Nach vereinbarter Zeit holt man es ab, zahlt und gut.
Bin gespannt, ob sich das über Corona hinaus hält.

Ich kaufe dort wenig, die Preise sind krass. Hole aber schon immer Großgebinde bzw. verpackungsarm im Bioladen. Der Unverpackt-Laden nimmt ja auch bloß Großgebinde, da fällt die Verpackung eben beim Laden an statt bei mir.

Liebe Grüße die lohgar

Nachtkatze (Profil) schrieb am 12.06.2021 14:04

Zwischenstand

Wir haben es erstmal aufgegeben. Unser Downi-Mädchen ist ne hyperaktive, und für das Stadtleben überhaupt nicht geeignet. Wir bleiben bei Gut-für-die-Nerven-mies-für-die-Umwelt-Lieferservice von Rewe. Nützt nix. Die Frage stellt sich erstmal nicht mehr.

Schnecke79 (Profil) schrieb am 12.06.2021 20:37

...wir wohnen praktisch im outback, hier gibt es solche Läden nicht. ich bestell alles haltbare in 10-25 kg Säcken aus Papier. Haferflocken, Reis, Mehle, Hülsenfrüchte. Kommt dann direkt mit der Post ins haus, ich fülle es in große 10 Liter Eimer um und fertig...

LG
Alex

ChristineT (Profil) schrieb am 14.06.2021 08:21

... und wo bestellst Du sowas, Alex?

Schnecke79 (Profil) schrieb am 14.06.2021 21:41

...ich verpixel das mal.
Also:
Nüsse, Trockenfrüchte bei H*i*e*l*a. Haben auch Reis und Salz usw, ist aber nicht bio. Wobei die getrockneten Mangos manchmal das GEPA Label drauf haben auf den großen Originalpackungen. Da gibts ne Extrarubrik für Großgebinde, bzw. man kann auch einfach ne email hinschreiben und sagen, man hätte gerne das Gewicht X von Produkt Y bitte im großen Sack und nicht in 1-kg-Tüten.

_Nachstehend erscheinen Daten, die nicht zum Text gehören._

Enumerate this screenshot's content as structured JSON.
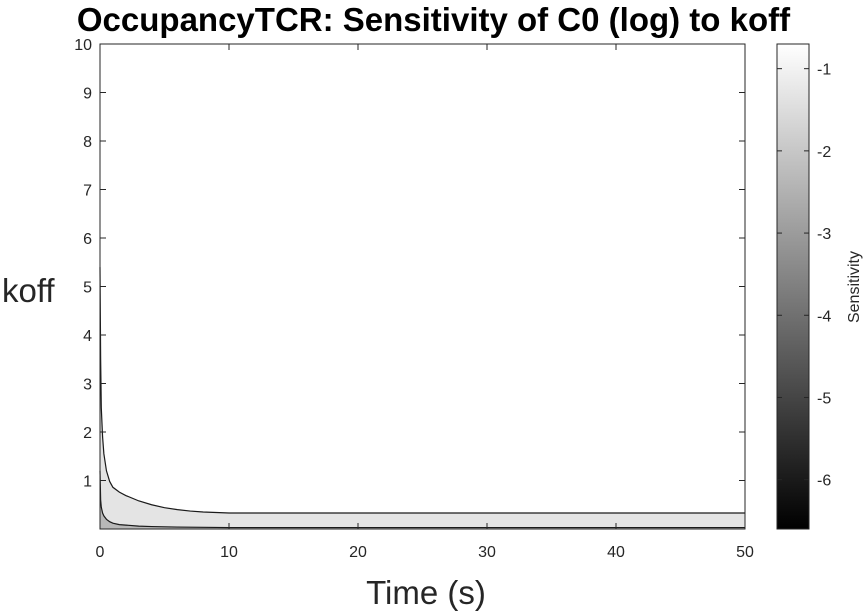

Reis, Haferflocken, Hülsenfrüchte,Mehle bei "n*e*w*s*t*a*r*t*c*e*n*t*e*r. biz" Da ist alles bio. Zucker und solche Sachen haben die auch.

Ich finds total entspannt, weil ich nicht ständig was besorgen muss, hält sich alles mottensicher (hier ein großes Problem) im den Eimern in der Speisekammer.
Die Postfrau tut mir öfter leid, ich helf dann beim ausladen der schweren Pakete und ich geb ihr manchmal ein Stück Kuchen mit.